Researchers at the National Institutes of Health (NIH) have found that an artificial intelligence (AI) model can solve medical quiz questions with high accuracy.
These quizzes are designed to test health professionals' diagnostic skills using clinical images and brief text summaries. Despite its accuracy, physician-graders identified errors in the AI model's image descriptions and explanations of its decision-making process.
The findings, which highlight AI's potential and limitations in clinical settings, were published in npj Digital Medicine. Researchers from NIH's National Library of Medicine (NLM) and Weill Cornell Medicine in New York City led the study.
"Integration of AI into healthcare holds great promise as a tool to help medical professionals diagnose patients faster, allowing them to start treatment sooner," said NLM acting director Stephen Sherry, PhD.
Sherry added that, according to the study, AI is not advanced enough yet to replace human experience, which is crucial for accurate diagnosis.
The AI model and human physicians answered questions from the New England Journal of Medicine (NEJM)'s Image Challenge, an online quiz that presents real clinical images and a short text description of the patient's symptoms, followed by multiple-choice diagnosis options.
Researchers tasked the AI model with answering 207 image challenge questions and providing written rationales for its answers. These rationales were to include an image description, relevant medical knowledge, and step-by-step reasoning.
Nine physicians from various institutions and specialties participated, answering their assigned questions in both "closed-book" settings (without external resources) and "open-book" settings (with external resources).
They were then provided with the correct answers, the AI model's answers, and its rationales and asked to score the AI's image descriptions, medical knowledge summaries, and reasoning.
The AI model and physicians both scored highly in selecting the correct diagnosis.
Interestingly, the AI model outperformed physicians in closed-book settings, while physicians using open-book tools performed better than the AI, especially on the most difficult questions.
Despite its overall accuracy, the AI model often made mistakes in describing medical images and explaining its reasoning, even when arriving at the correct diagnosis.
For example, when shown a photo of a patient's arm with two lesions, a physician would recognize that the same condition caused both lesions.
However, the AI model, misled by different angles and the illusion of different colors and shapes, failed to see the connection.
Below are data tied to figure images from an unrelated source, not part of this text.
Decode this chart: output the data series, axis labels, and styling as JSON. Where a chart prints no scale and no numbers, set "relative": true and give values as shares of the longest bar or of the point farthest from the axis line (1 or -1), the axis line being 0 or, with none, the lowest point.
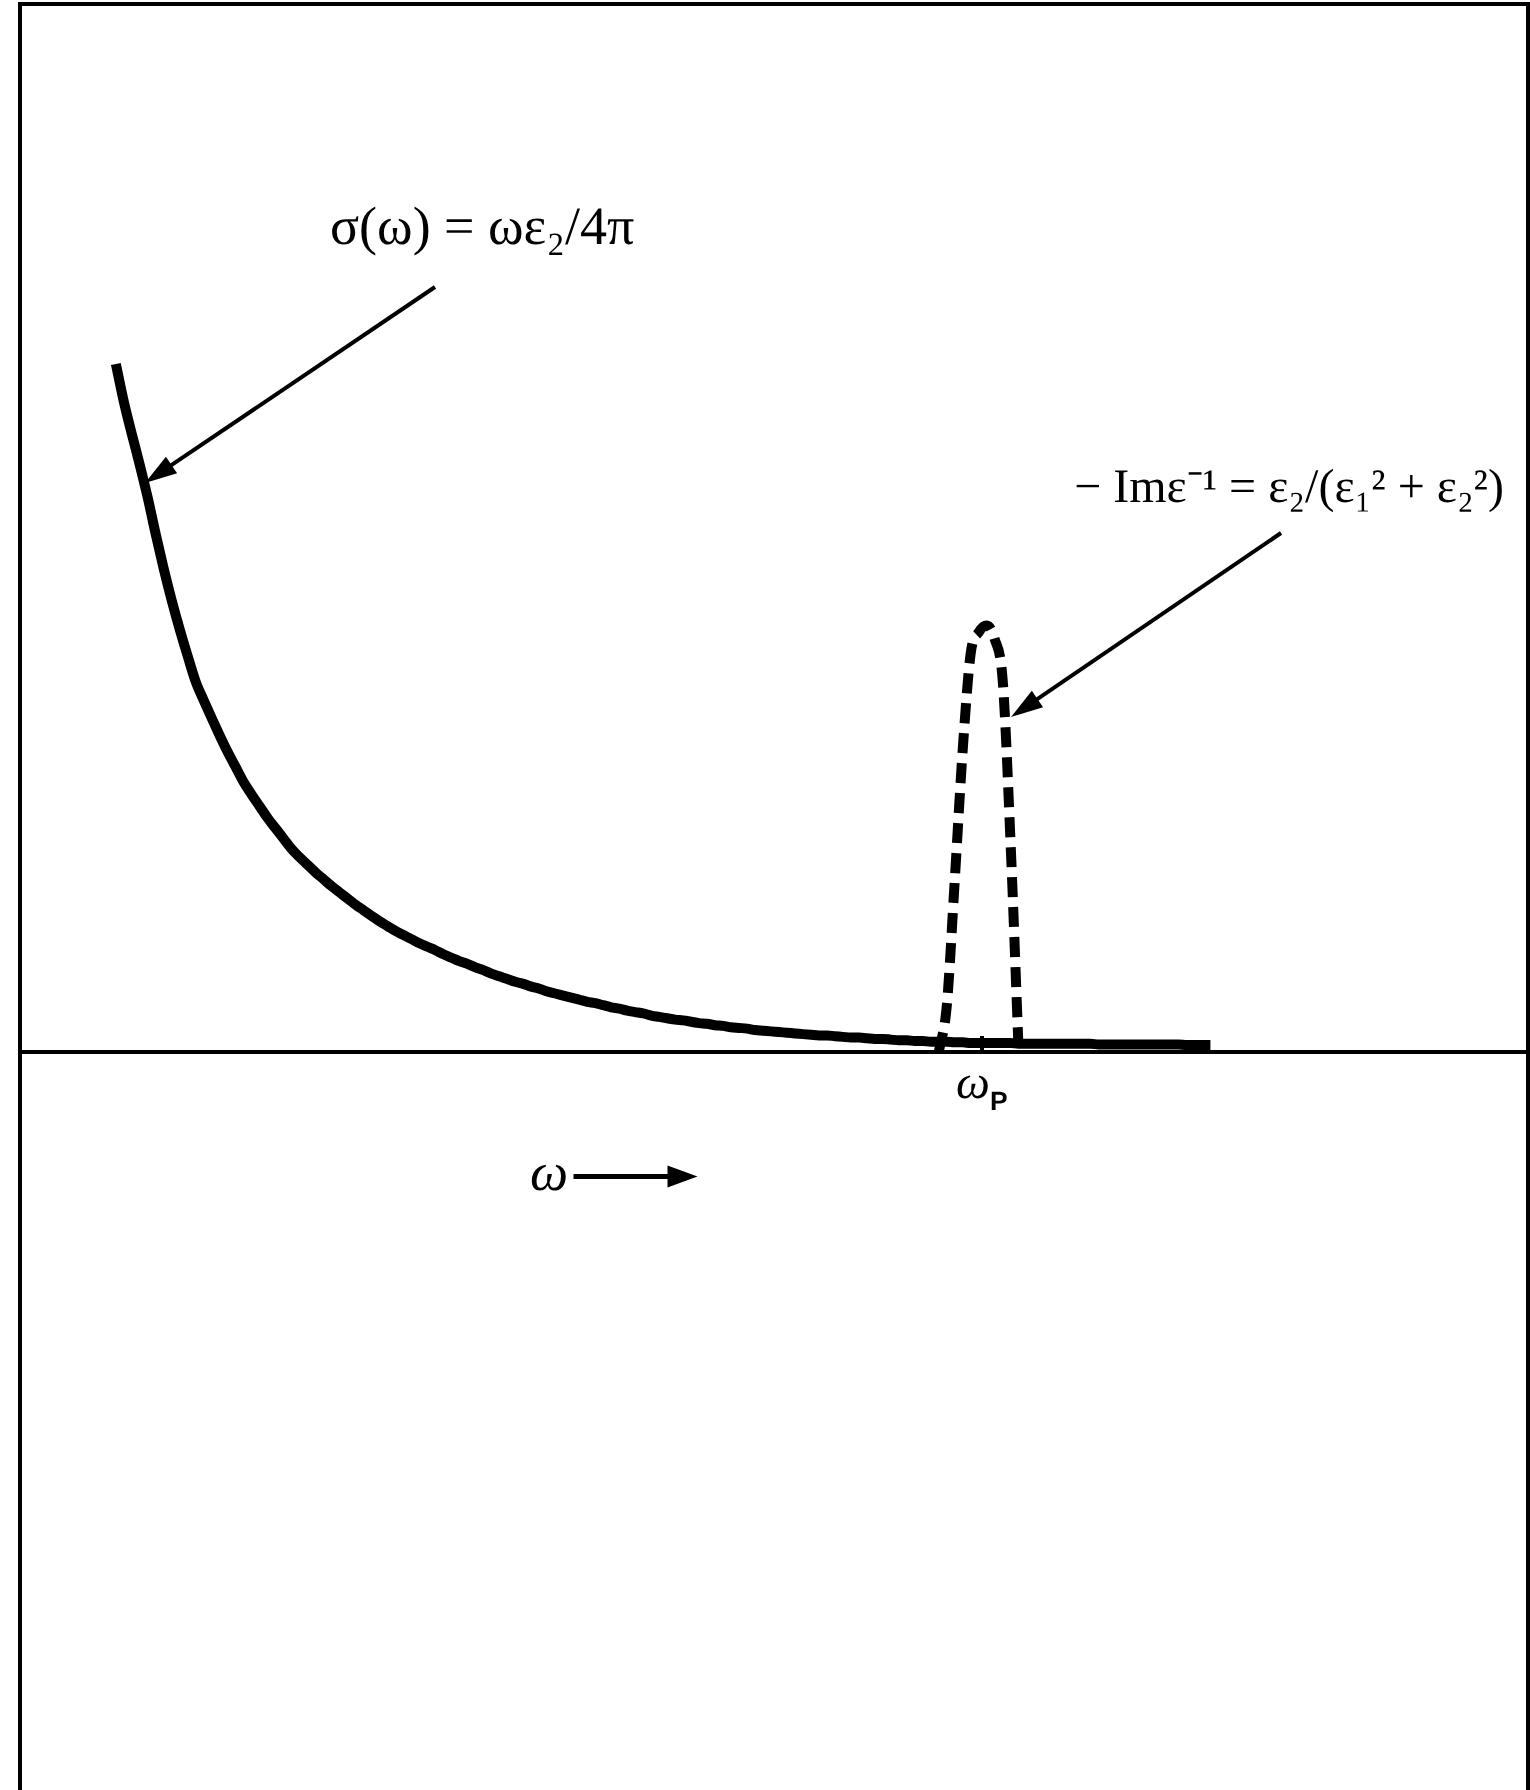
{
  "chart_data": {
    "type": "line",
    "relative": true,
    "xlabel": "ω",
    "annotations": [
      "ω$_{P}$"
    ],
    "categories": [
      null,
      null,
      null,
      null,
      null,
      null,
      null,
      null,
      null,
      null,
      null,
      null,
      null,
      null,
      null,
      null,
      null,
      null,
      null,
      null,
      null,
      null,
      null,
      null,
      null,
      null,
      null,
      null,
      null,
      null,
      null,
      null,
      null,
      null,
      null,
      null,
      null,
      null,
      null,
      null,
      null,
      null,
      null,
      null,
      null,
      null,
      null,
      null,
      null,
      null,
      null,
      null,
      null,
      null,
      null,
      null,
      null,
      null,
      null,
      null,
      null,
      null,
      null,
      null,
      null,
      null,
      null,
      null,
      null,
      null,
      null,
      null,
      null,
      null,
      null,
      null,
      null,
      null,
      null,
      null,
      null,
      null,
      null,
      null,
      null,
      null,
      null,
      null,
      null,
      null,
      null,
      null,
      null,
      null,
      null,
      null,
      null,
      null,
      null,
      null,
      null,
      null,
      null,
      null,
      null,
      null,
      null,
      null,
      null,
      null,
      null,
      null,
      null,
      null,
      null,
      null,
      null,
      null,
      null,
      null,
      null,
      null,
      null,
      null,
      null,
      null,
      null,
      null,
      null,
      null,
      null,
      null,
      null,
      null,
      null,
      null,
      null,
      null,
      null,
      null,
      null,
      null,
      null,
      null,
      null,
      null,
      null,
      null,
      null,
      null,
      null,
      null,
      null,
      null,
      null,
      null,
      null,
      null,
      null,
      null,
      null,
      null,
      null,
      null,
      null,
      null,
      null,
      null,
      null,
      null,
      null,
      null,
      null,
      null,
      null,
      null,
      null,
      null,
      null,
      null,
      null,
      null,
      null,
      null,
      null,
      null,
      null,
      null,
      null,
      null
    ],
    "series": [
      {
        "name": "σ(ω) = ωε₂/4π",
        "color": "#000000",
        "line_style": "solid",
        "values": [
          null,
          null,
          null,
          null,
          null,
          null,
          null,
          null,
          null,
          null,
          null,
          null,
          1,
          0.945,
          0.898,
          0.853,
          0.805,
          0.752,
          0.702,
          0.656,
          0.614,
          0.575,
          0.538,
          0.511,
          0.485,
          0.46,
          0.436,
          0.414,
          0.392,
          0.374,
          0.357,
          0.34,
          0.325,
          0.31,
          0.295,
          0.283,
          0.272,
          0.261,
          0.251,
          0.241,
          0.232,
          0.223,
          0.214,
          0.206,
          0.198,
          0.19,
          0.183,
          0.176,
          0.17,
          0.164,
          0.158,
          0.153,
          0.148,
          0.142,
          0.137,
          0.132,
          0.128,
          0.123,
          0.119,
          0.114,
          0.11,
          0.106,
          0.102,
          0.099,
          0.095,
          0.092,
          0.088,
          0.085,
          0.082,
          0.079,
          0.076,
          0.073,
          0.071,
          0.068,
          0.065,
          0.063,
          0.06,
          0.058,
          0.056,
          0.053,
          0.051,
          0.049,
          0.047,
          0.046,
          0.044,
          0.042,
          0.041,
          0.039,
          0.038,
          0.036,
          0.035,
          0.034,
          0.032,
          0.031,
          0.03,
          0.029,
          0.028,
          0.027,
          0.026,
          0.025,
          0.024,
          0.024,
          0.023,
          0.022,
          0.021,
          0.021,
          0.02,
          0.019,
          0.019,
          0.018,
          0.017,
          0.017,
          0.016,
          0.016,
          0.015,
          0.015,
          0.015,
          0.014,
          0.014,
          0.013,
          0.013,
          0.013,
          0.013,
          0.013,
          0.013,
          0.012,
          0.012,
          0.012,
          0.012,
          0.012,
          0.012,
          0.012,
          0.012,
          0.012,
          0.012,
          0.011,
          0.011,
          0.011,
          0.011,
          0.011,
          0.011,
          0.011,
          0.011,
          0.011,
          0.011,
          0.011,
          0.01,
          0.01,
          0.01,
          0.01,
          null,
          null,
          null,
          null,
          null,
          null,
          null,
          null,
          null,
          null,
          null,
          null,
          null,
          null,
          null,
          null,
          null,
          null,
          null,
          null,
          null,
          null,
          null,
          null,
          null,
          null,
          null,
          null,
          null,
          null,
          null,
          null,
          null,
          null,
          null,
          null,
          null,
          null,
          null,
          null
        ]
      },
      {
        "name": "− Imε⁻¹ = ε₂/(ε₁² + ε₂²)",
        "color": "#000000",
        "line_style": "dashed",
        "values": [
          null,
          null,
          null,
          null,
          null,
          null,
          null,
          null,
          null,
          null,
          null,
          null,
          null,
          null,
          null,
          null,
          null,
          null,
          null,
          null,
          null,
          null,
          null,
          null,
          null,
          null,
          null,
          null,
          null,
          null,
          null,
          null,
          null,
          null,
          null,
          null,
          null,
          null,
          null,
          null,
          null,
          null,
          null,
          null,
          null,
          null,
          null,
          null,
          null,
          null,
          null,
          null,
          null,
          null,
          null,
          null,
          null,
          null,
          null,
          null,
          null,
          null,
          null,
          null,
          null,
          null,
          null,
          null,
          null,
          null,
          null,
          null,
          null,
          null,
          null,
          null,
          null,
          null,
          null,
          null,
          null,
          null,
          null,
          null,
          null,
          null,
          null,
          null,
          null,
          null,
          null,
          null,
          null,
          null,
          null,
          null,
          null,
          null,
          null,
          null,
          null,
          null,
          null,
          null,
          null,
          null,
          null,
          null,
          null,
          null,
          null,
          null,
          null,
          null,
          null,
          0,
          0.067,
          0.25,
          0.44,
          0.58,
          0.61,
          0.62,
          0.6,
          0.54,
          0.3,
          0,
          null,
          null,
          null,
          null,
          null,
          null,
          null,
          null,
          null,
          null,
          null,
          null,
          null,
          null,
          null,
          null,
          null,
          null,
          null,
          null,
          null,
          null,
          null,
          null,
          null,
          null,
          null,
          null,
          null,
          null,
          null,
          null,
          null,
          null,
          null,
          null,
          null,
          null,
          null,
          null,
          null,
          null,
          null,
          null,
          null,
          null,
          null,
          null,
          null,
          null,
          null,
          null,
          null,
          null,
          null,
          null,
          null,
          null,
          null,
          null,
          null,
          null,
          null,
          null
        ]
      }
    ]
  }
}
The researchers argued that these findings underline the importance of further evaluating multimodal AI technology before introducing it into the clinical setting.
"This technology has the potential to help clinicians augment their capabilities with data-driven insights that may lead to improved clinical decision-making. Understanding the risks and limitations of this technology is essential to harnessing its potential in medicine." said NLM senior investigator and corresponding author of the study, Zhiyong Lu.
The study used an AI model known as GPT-4V (Generative Pre-trained Transformer 4 with Vision), a multimodal AI model capable of processing both text and images.
While the study was small, it sheds light on the potential for multimodal AI to assist in medical decision-making. More research is needed to compare such models to physicians' diagnostic abilities.